How to Handle Guest Complaints in Hotels
Table of Contents
ToggleHotel industries face numerous challenges, one of them being customer complaints. The sector receives all kinds of guests from different backgrounds; hence they perceive things differently. If guests’ complaints are not correctly handled, the guest would likely shift to a competitor along with 250 other customers. Sari (2018) opines that communication skills matter most when handling complaints from customers. A cognitive-emotive-behavioral model containing a series of steps is often used by hotel industries to handle customer complaints to retain their customers and lower the risk of losing them to competitors. The model includes listening, empathizing, apologizing, coming up with a conclusion, and follow-up.
Listen
Loo et al. (2021) state that guests in the hotel industry love their complaints to be listened to without interruptions. The hotel staff needs to be calm while the customer complains about the services, whether poor customer relations or poor quality services.
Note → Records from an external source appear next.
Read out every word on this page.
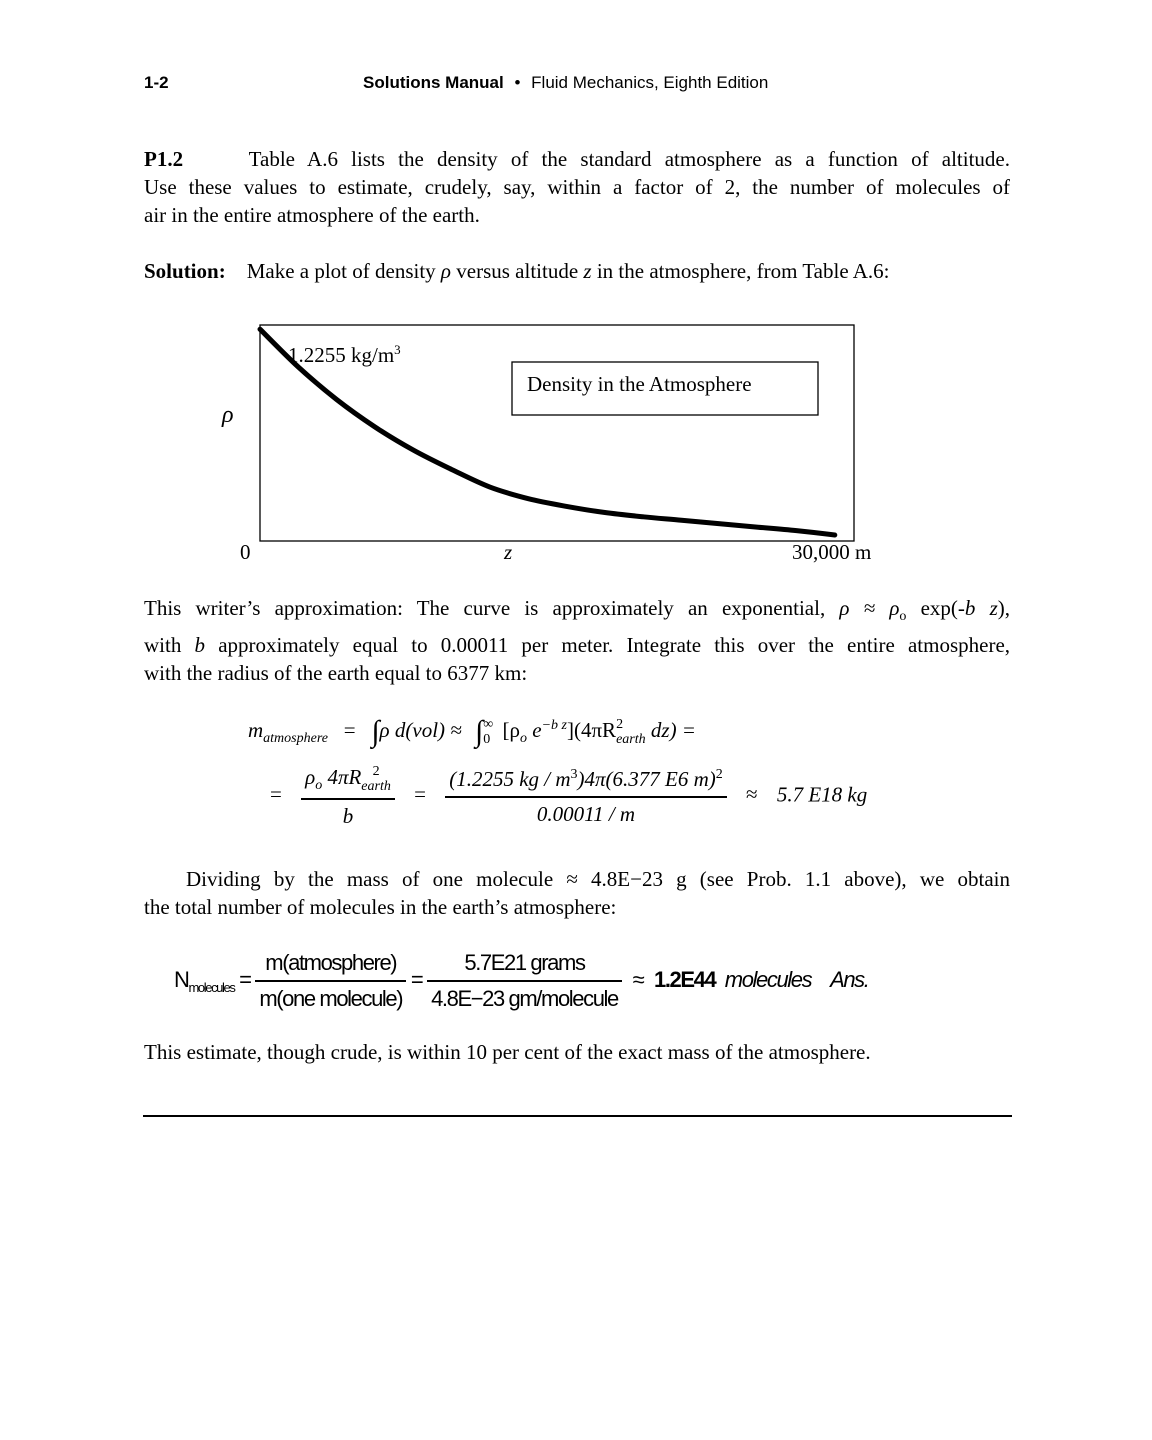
1-2	Solutions Manual • Fluid Mechanics, Eighth Edition
P1.2	Table A.6 lists the density of the standard atmosphere as a function of altitude.
Use these values to estimate, crudely, say, within a factor of 2, the number of molecules of
air in the entire atmosphere of the earth.
Solution: Make a plot of density ρ versus altitude z in the atmosphere, from Table A.6:
1.2255 $kg/m^3$
Density in the Atmosphere
ρ
0	z	30,000 m
This writer’s approximation: The curve is approximately an exponential, $\rho \approx \rho_o$ exp(-b z),
with b approximately equal to 0.00011 per meter. Integrate this over the entire atmosphere,
with the radius of the earth equal to 6377 km:
$m_{atmosphere} = \int\rho$ d(vol) ≈ ∫ ∞
0 [$\rho_o$ $e^{-b z}](4\pi R$ 2
earth dz) =
= $\rho_o$ 4πR 2
earth
$b = \frac{(1.2255 kg / m^3)4\pi(6.377 E6 m)^2}{0.00011 / m} \approx 5.7$ E18 kg
Dividing by the mass of one molecule ≈ 4.8E−23 g (see Prob. 1.1 above), we obtain
the total number of molecules in the earth’s atmosphere:
$N_{molecules} = \frac{\text{m(atmosphere)}}{\text{m(one molecule)}} = \frac{\text{5.7E21 grams}}{\text{4.8E−23 gm/molecule}} \approx 1.2E44$ molecules Ans.
This estimate, though crude, is within 10 per cent of the exact mass of the atmosphere.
The customer is deemed to be correct at all times, and thus the hotel staff should not interrupt while the guest is making complaints. The industry receives different people from different backgrounds and diversities, and therefore, the team should be encouraged to accommodate every guest, whether they are wrong or right.
Empathize
Sangpikul (2021) posits that empathizing with a customer fosters quicker solutions to the problem when a staff imagines that they could have been in the same shoes as the guest. Making a personal connection to the problem would calm the guest down. While other staff members judge at this point, it is most likely that the customer would never again set foot on the premises. Arguing at this stage is expected to fuel the situation due to rage and dissatisfaction feelings from the guest.
Apologize
If the organization or a segment of the organization is wrong, apologies are necessary after the customer’s complaint has been listened to. Apologizing should go hand with the best offering from the bad experience a guest had to go through. Some of the offerings might include discounts on the bill or other lucrative deals. An assurance that the experience will not happen again should be given to the guest.
Solutions
Entails solving the complaint and regularly keeping the customer updated on the events of their complaints. However, the solutions should comply with the hotel policies to avoid collisions with management (Sari, 2018). The guest should feel that they are essential assets to the organisations, and updating them on the events eventually calms them down. The solution focuses on solving the raised complaint and should also seek to address subsequent and similar problems that might arise in the future.
Follow-up
What distinct a good hotel organisation from its competitors is the follow-up activities after a complaint is raised. An unhappy guest poses detrimental risks to the organisation, and hence the protests should be taken seriously lest they cause misfortunes to the organisation. Communicating the follow-up activities to the customers calms them down even more and improves levels of satisfaction. A happy customer is the ultimate goal of the hospitality industry. If the model is used to solve complaints in the industry, the guests will keep coming back to the organisation they most feel valued. Poorly handled complaints give competitors to materialize on the situation.
References
Loo, P. T., Khoo-Lattimore, C., & Boo, H. C. (2021). How should I respond to a complaining customer? A model of Cognitive-Emotive-Behavioral from the perspective of restaurant service employees. International Journal of Hospitality Management, 95, 102882.
Sangpikul, A. (2021). Understanding resort service quality through customer complaints. Anatolia, 1-14.
Sari, A. B. P. (2018). English Communication Strategies in Tourism: Handling Guests’ Complaints in the Written Reviews of Tourist Accommodation.